Ángel Viñas (Madrid, 1941) sigue derribando mitos. El historiador, que ya demostró cómo Franco se enriqueció tras la guerra, constata ahora con papeles que muchos de sus generales, familiares y allegados hicieron lo propio «engrasados» por la «lluvia de millones» que llegó desde el Reino Unido y a través del inefable banquero mallorquín Juan March. La extraña pareja que conformaron March y el primer ministro británico Winston Churchill permitió «comprar voluntades» de destacados generales españoles y apaciguar el afán franquista de sumarse al Eje. Lo demuestra Viñas en primicia y con documentos en 'Sobornos' (Crítica), profusa continuación de 'La otra cara del Caudillo'.

«Está escrito desde una clara voluntad desmitificadora», admite Viñas, que derriba la leyenda de la «hábil prudencia» de Franco que había acuñado el propio Caudillo. «SEJE, Su Excelencia el Jefe del Estado, la construyó para presentarse como el único estadista que dijo no al amo de Europa, a Hitler, cuando no es así», explica Viñas. Contra lo que sostiene la mitología del régimen, «Franco sí quiso entrar en la II Guerra Mundial, con condiciones que Hitler no garantizó», así que la diplomacia británica «construyó un escudo protector para evitar que Franco se desviara hacia el Eje». Desembolsaron ingentes cantidades de dinero -«inconmensurables», dice Viñas- para lograr la forzada e impostada neutralidad franquista.
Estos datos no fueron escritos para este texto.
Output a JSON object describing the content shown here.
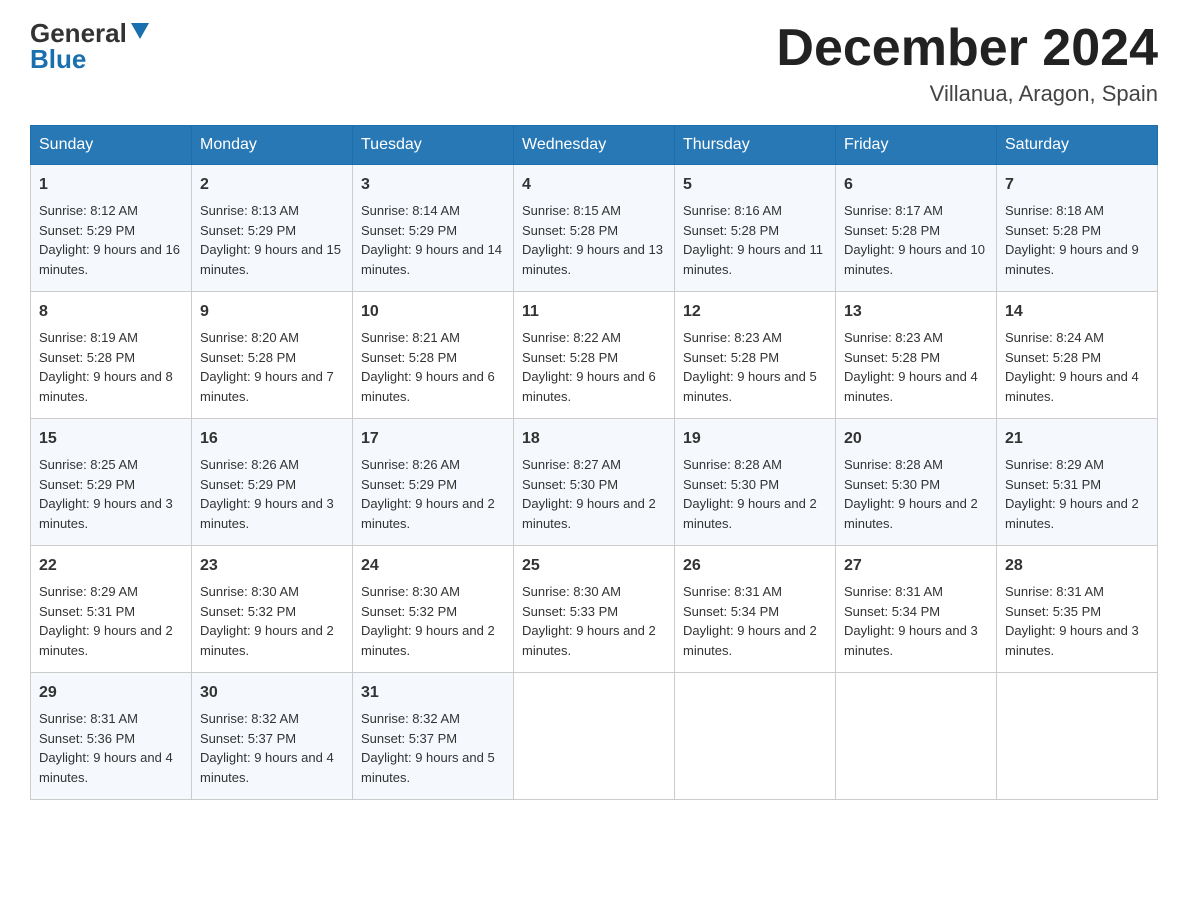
{
  "logo": {
    "general": "General",
    "blue": "Blue"
  },
  "header": {
    "title": "December 2024",
    "subtitle": "Villanua, Aragon, Spain"
  },
  "days_of_week": [
    "Sunday",
    "Monday",
    "Tuesday",
    "Wednesday",
    "Thursday",
    "Friday",
    "Saturday"
  ],
  "weeks": [
    [
      {
        "day": "1",
        "sunrise": "8:12 AM",
        "sunset": "5:29 PM",
        "daylight": "9 hours and 16 minutes."
      },
      {
        "day": "2",
        "sunrise": "8:13 AM",
        "sunset": "5:29 PM",
        "daylight": "9 hours and 15 minutes."
      },
      {
        "day": "3",
        "sunrise": "8:14 AM",
        "sunset": "5:29 PM",
        "daylight": "9 hours and 14 minutes."
      },
      {
        "day": "4",
        "sunrise": "8:15 AM",
        "sunset": "5:28 PM",
        "daylight": "9 hours and 13 minutes."
      },
      {
        "day": "5",
        "sunrise": "8:16 AM",
        "sunset": "5:28 PM",
        "daylight": "9 hours and 11 minutes."
      },
      {
        "day": "6",
        "sunrise": "8:17 AM",
        "sunset": "5:28 PM",
        "daylight": "9 hours and 10 minutes."
      },
      {
        "day": "7",
        "sunrise": "8:18 AM",
        "sunset": "5:28 PM",
        "daylight": "9 hours and 9 minutes."
      }
    ],
    [
      {
        "day": "8",
        "sunrise": "8:19 AM",
        "sunset": "5:28 PM",
        "daylight": "9 hours and 8 minutes."
      },
      {
        "day": "9",
        "sunrise": "8:20 AM",
        "sunset": "5:28 PM",
        "daylight": "9 hours and 7 minutes."
      },
      {
        "day": "10",
        "sunrise": "8:21 AM",
        "sunset": "5:28 PM",
        "daylight": "9 hours and 6 minutes."
      },
      {
        "day": "11",
        "sunrise": "8:22 AM",
        "sunset": "5:28 PM",
        "daylight": "9 hours and 6 minutes."
      },
      {
        "day": "12",
        "sunrise": "8:23 AM",
        "sunset": "5:28 PM",
        "daylight": "9 hours and 5 minutes."
      },
      {
        "day": "13",
        "sunrise": "8:23 AM",
        "sunset": "5:28 PM",
        "daylight": "9 hours and 4 minutes."
      },
      {
        "day": "14",
        "sunrise": "8:24 AM",
        "sunset": "5:28 PM",
        "daylight": "9 hours and 4 minutes."
      }
    ],
    [
      {
        "day": "15",
        "sunrise": "8:25 AM",
        "sunset": "5:29 PM",
        "daylight": "9 hours and 3 minutes."
      },
      {
        "day": "16",
        "sunrise": "8:26 AM",
        "sunset": "5:29 PM",
        "daylight": "9 hours and 3 minutes."
      },
      {
        "day": "17",
        "sunrise": "8:26 AM",
        "sunset": "5:29 PM",
        "daylight": "9 hours and 2 minutes."
      },
      {
        "day": "18",
        "sunrise": "8:27 AM",
        "sunset": "5:30 PM",
        "daylight": "9 hours and 2 minutes."
      },
      {
        "day": "19",
        "sunrise": "8:28 AM",
        "sunset": "5:30 PM",
        "daylight": "9 hours and 2 minutes."
      },
      {
        "day": "20",
        "sunrise": "8:28 AM",
        "sunset": "5:30 PM",
        "daylight": "9 hours and 2 minutes."
      },
      {
        "day": "21",
        "sunrise": "8:29 AM",
        "sunset": "5:31 PM",
        "daylight": "9 hours and 2 minutes."
      }
    ],
    [
      {
        "day": "22",
        "sunrise": "8:29 AM",
        "sunset": "5:31 PM",
        "daylight": "9 hours and 2 minutes."
      },
      {
        "day": "23",
        "sunrise": "8:30 AM",
        "sunset": "5:32 PM",
        "daylight": "9 hours and 2 minutes."
      },
      {
        "day": "24",
        "sunrise": "8:30 AM",
        "sunset": "5:32 PM",
        "daylight": "9 hours and 2 minutes."
      },
      {
        "day": "25",
        "sunrise": "8:30 AM",
        "sunset": "5:33 PM",
        "daylight": "9 hours and 2 minutes."
      },
      {
        "day": "26",
        "sunrise": "8:31 AM",
        "sunset": "5:34 PM",
        "daylight": "9 hours and 2 minutes."
      },
      {
        "day": "27",
        "sunrise": "8:31 AM",
        "sunset": "5:34 PM",
        "daylight": "9 hours and 3 minutes."
      },
      {
        "day": "28",
        "sunrise": "8:31 AM",
        "sunset": "5:35 PM",
        "daylight": "9 hours and 3 minutes."
      }
    ],
    [
      {
        "day": "29",
        "sunrise": "8:31 AM",
        "sunset": "5:36 PM",
        "daylight": "9 hours and 4 minutes."
      },
      {
        "day": "30",
        "sunrise": "8:32 AM",
        "sunset": "5:37 PM",
        "daylight": "9 hours and 4 minutes."
      },
      {
        "day": "31",
        "sunrise": "8:32 AM",
        "sunset": "5:37 PM",
        "daylight": "9 hours and 5 minutes."
      },
      null,
      null,
      null,
      null
    ]
  ],
  "labels": {
    "sunrise": "Sunrise:",
    "sunset": "Sunset:",
    "daylight": "Daylight:"
  }
}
Franco y su cuñado, Ramón Serrano Suñer, eran los objetivos a neutralizar en una operación «supersecreta» y de la que no hubo constancia documental hasta 2013, cuando el azar y la pericia permitieron a Viñas acceder a «un diamante en bruto», los documentos desclasificados en los Archivos Nacionales de Kew, en Londres.

«La 'operación sobornos' fue un éxito rotundo y total», resume Viñas, que detalla sus mutaciones, el cruce de mensajes diplomáticos y militares y el ir y venir de espías británicos y conspiradores en el Madrid de los cuarenta. «Churchill autorizó directamente la operación; calla en sus memorias, pero la amparó, bendijo y protegió», remacha Viñas. «March la orquestó», hizo contactos y sugerencias y facilitó «no sabemos bien cómo» que los fondos llegaran a figuras clave del entorno de dictador.

«Hablamos de casi siete millones de libras de la época», cifra que, según los cálculos de Viñas, «podría estar hoy en el entorno de los 250 millones de libras o más de 350 millones de euros». Pero quizá sea solo la punta del iceberg, ya que Viñas habla de los fondos que ha referenciado y hay cálculos que elevan la equivalencia a casi 900 millones de libras. «Es imposible averiguar la cantidad real», asume.

Sostiene el historiador que «la participación de España en la guerra nunca fue vital para Hitler, cuyo objetivo era la Unión Soviética», que «el III Reich trató a España con desidia» y que «impedir la intervención española sí era crucial para los británicos». De ahí que recurrieran al soborno y a Juan March, figura clave «que distribuyó las dádivas con gran creatividad». La inmensa fortuna del banquero jugó ya un papel crucial para propiciar la victoria franquista en la Guerra Civil.

«March no fue el brazo ejecutor de la corrupción franquista, pero tenía línea directa con sus generales y con su entorno», afirma Viñas. «March no podía comprar a Franco, pero sí tenía acceso a su hermano Nicolás», acota. Y es que «el hermanito» del dictador es, según Viñas, «el principal beneficiario de los sobornos británicos» junto a generales como Varela, Aranda, Kindelán, Orgaz o Galarza, a quienes se llegaba a través del «monárquico» March. En un segundo escalón estaban Queipo de Llano, Moreno, Alonso, Solchaga, Muñoz Grandes o Asensio Cabanillas.

«Londres se habría cargado a Franco sin miramientos si se hubiera extralimitado», asegura Viñas. Desvela además los planes británicos ante una eventual entrada de España en la II Guerra Mundial «bien porque Franco quisiera, bien porque los alemanes invadieran España».